Teaching the Art of Toothbrushing
Though you've likely been cleaning your child's teeth with a toothbrush for his first year, by 18 months he'll be ready to start moving the toothbrush on his own. It'll take about five more years before he can truly brush, but here's how you can get him started -- and keep both of you smiling:
- A sink with a mirror above it and a sturdy, low step stool with a nonskid surface, so he can see himself as he brushes.
- A child-size, soft-bristled toothbrush. Let him choose his own -- in his favorite color or with a TV character he likes -- and he'll be more likely to want to use it.
- Disposable paper cups for rinsing. (Start teaching your child how to rinse, and not to swallow.)
- A towel within easy reach, for when he, and probably you, get doused with water.
READY, SET, BRUSH!
- Strip your child down to his diaper or make sure he's wearing clothes or pajamas you don't mind getting wet.
- Wet the toothbrush to soften it. If your child is getting enough fluoride from water or supplements, your doctor will probably recommend holding off on toothpaste until he learns to rinse and spit, usually at around age 2; then use just a pea-size amount on the brush.
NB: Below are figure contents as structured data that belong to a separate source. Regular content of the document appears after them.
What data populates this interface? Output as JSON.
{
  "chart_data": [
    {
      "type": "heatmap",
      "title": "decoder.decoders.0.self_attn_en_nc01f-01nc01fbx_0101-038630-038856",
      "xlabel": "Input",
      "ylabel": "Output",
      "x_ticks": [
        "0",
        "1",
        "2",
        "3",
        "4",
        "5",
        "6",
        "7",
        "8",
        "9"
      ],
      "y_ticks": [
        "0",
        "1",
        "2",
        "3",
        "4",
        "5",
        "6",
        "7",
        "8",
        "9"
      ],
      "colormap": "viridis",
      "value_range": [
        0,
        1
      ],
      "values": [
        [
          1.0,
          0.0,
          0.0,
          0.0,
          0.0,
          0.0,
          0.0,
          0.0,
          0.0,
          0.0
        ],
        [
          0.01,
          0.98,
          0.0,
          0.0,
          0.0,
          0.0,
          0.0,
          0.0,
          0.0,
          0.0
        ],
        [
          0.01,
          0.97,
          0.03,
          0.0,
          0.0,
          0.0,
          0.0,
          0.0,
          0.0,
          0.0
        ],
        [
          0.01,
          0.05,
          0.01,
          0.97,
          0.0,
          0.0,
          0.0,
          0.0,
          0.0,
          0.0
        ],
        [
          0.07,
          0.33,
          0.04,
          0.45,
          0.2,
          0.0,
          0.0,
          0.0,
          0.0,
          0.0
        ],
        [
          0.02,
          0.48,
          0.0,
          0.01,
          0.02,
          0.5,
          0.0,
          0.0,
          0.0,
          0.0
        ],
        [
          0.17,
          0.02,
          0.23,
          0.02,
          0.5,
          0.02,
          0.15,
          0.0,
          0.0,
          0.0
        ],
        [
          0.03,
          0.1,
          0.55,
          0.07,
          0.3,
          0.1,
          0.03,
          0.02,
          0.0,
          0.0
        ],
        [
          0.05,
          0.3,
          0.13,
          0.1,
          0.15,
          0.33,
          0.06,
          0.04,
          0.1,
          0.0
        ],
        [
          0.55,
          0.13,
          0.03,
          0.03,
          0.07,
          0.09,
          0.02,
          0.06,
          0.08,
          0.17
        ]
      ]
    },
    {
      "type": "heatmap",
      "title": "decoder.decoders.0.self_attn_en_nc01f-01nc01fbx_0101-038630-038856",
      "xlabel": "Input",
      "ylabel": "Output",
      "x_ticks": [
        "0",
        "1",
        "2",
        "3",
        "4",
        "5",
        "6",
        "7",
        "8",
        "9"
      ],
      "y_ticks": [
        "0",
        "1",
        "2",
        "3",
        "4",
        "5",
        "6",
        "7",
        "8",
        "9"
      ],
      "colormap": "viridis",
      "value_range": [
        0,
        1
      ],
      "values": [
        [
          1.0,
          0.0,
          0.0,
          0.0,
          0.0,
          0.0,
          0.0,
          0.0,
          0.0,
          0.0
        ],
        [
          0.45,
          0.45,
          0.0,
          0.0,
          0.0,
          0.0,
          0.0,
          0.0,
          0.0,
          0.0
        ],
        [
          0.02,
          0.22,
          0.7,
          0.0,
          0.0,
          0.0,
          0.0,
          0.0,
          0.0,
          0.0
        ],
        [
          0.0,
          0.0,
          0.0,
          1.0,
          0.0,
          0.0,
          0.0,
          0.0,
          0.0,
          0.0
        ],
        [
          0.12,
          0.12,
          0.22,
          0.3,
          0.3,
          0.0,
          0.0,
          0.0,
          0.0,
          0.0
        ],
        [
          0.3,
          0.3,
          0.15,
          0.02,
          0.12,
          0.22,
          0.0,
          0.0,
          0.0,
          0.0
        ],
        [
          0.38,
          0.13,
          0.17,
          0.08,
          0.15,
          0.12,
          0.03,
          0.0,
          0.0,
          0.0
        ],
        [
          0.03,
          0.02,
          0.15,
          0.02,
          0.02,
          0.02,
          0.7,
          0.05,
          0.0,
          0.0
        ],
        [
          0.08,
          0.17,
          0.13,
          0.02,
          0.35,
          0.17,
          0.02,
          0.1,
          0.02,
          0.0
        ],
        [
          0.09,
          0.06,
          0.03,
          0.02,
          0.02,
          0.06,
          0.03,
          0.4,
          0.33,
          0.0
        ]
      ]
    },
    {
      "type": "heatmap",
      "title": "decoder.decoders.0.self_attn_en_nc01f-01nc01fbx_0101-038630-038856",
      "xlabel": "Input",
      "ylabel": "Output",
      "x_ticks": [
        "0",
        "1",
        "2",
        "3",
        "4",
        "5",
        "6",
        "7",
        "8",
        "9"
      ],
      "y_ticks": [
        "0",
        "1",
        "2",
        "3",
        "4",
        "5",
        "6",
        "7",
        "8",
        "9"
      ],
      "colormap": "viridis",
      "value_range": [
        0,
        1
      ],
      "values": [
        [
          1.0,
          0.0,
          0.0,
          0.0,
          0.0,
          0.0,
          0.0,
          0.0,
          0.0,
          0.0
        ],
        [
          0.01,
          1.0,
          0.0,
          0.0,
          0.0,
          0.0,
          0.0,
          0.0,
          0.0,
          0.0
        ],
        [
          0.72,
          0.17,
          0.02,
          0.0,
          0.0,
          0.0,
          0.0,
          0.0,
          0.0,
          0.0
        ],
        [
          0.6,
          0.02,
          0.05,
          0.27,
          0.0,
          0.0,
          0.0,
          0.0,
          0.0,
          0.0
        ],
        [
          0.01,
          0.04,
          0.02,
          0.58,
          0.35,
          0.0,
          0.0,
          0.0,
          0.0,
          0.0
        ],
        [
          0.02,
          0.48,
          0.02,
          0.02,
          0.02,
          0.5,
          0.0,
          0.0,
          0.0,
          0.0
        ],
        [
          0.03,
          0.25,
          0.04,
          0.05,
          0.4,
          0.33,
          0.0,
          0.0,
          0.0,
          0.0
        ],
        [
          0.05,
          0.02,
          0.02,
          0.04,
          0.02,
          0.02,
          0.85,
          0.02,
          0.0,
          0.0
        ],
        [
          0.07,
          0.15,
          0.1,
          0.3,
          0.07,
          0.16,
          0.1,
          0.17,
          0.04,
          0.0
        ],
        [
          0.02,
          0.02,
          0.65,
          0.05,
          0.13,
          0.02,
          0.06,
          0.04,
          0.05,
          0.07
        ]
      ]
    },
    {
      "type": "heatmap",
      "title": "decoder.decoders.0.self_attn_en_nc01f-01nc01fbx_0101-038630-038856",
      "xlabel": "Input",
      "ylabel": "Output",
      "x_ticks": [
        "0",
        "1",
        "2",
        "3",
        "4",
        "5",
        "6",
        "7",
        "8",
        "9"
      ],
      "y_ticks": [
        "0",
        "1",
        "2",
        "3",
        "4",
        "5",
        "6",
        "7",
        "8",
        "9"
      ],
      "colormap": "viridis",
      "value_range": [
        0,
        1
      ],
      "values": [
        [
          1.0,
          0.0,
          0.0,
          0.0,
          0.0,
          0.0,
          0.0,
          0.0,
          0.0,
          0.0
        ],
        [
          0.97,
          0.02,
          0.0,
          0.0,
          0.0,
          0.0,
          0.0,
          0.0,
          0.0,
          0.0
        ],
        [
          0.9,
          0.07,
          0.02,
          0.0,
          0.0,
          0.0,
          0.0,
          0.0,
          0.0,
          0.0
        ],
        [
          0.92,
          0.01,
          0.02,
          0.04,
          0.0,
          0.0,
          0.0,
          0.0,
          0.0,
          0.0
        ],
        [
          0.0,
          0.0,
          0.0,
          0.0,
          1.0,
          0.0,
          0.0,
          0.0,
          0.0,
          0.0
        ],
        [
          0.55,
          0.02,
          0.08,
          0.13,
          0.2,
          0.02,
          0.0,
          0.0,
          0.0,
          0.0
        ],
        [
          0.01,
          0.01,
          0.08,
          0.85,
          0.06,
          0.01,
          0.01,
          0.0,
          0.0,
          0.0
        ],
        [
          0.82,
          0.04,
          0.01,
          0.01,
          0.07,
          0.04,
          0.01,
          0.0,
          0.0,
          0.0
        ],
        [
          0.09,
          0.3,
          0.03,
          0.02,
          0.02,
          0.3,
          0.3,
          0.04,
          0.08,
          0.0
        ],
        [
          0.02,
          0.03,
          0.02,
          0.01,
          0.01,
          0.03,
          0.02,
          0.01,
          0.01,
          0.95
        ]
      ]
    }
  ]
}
- Let him brush his teeth himself first. (Toddlers love to imitate their parents, so brush alongside him.) After a few seconds, praise him, and then say "My turn!" Use a back-and-forth stroke for the biting surfaces, and a gentle, circular motion to clean his teeth and gums, as well as his tongue, where bacteria can also build.
- Give his teeth silly names: Saying "Oops, we missed Esmerelda!" will make him more likely to open wide so you can clean the missed spots.
- Spit, rinse, spit -- not an easy skill for young kids to master. Tell him to say "patooey" and teach him to aim into the sink and to look down at the drain, not at himself in the mirror -- this isn't intuitive, as you'll find if you forget this step.
- Dry yourselves off, and let him admire his sparkling smile in the mirror.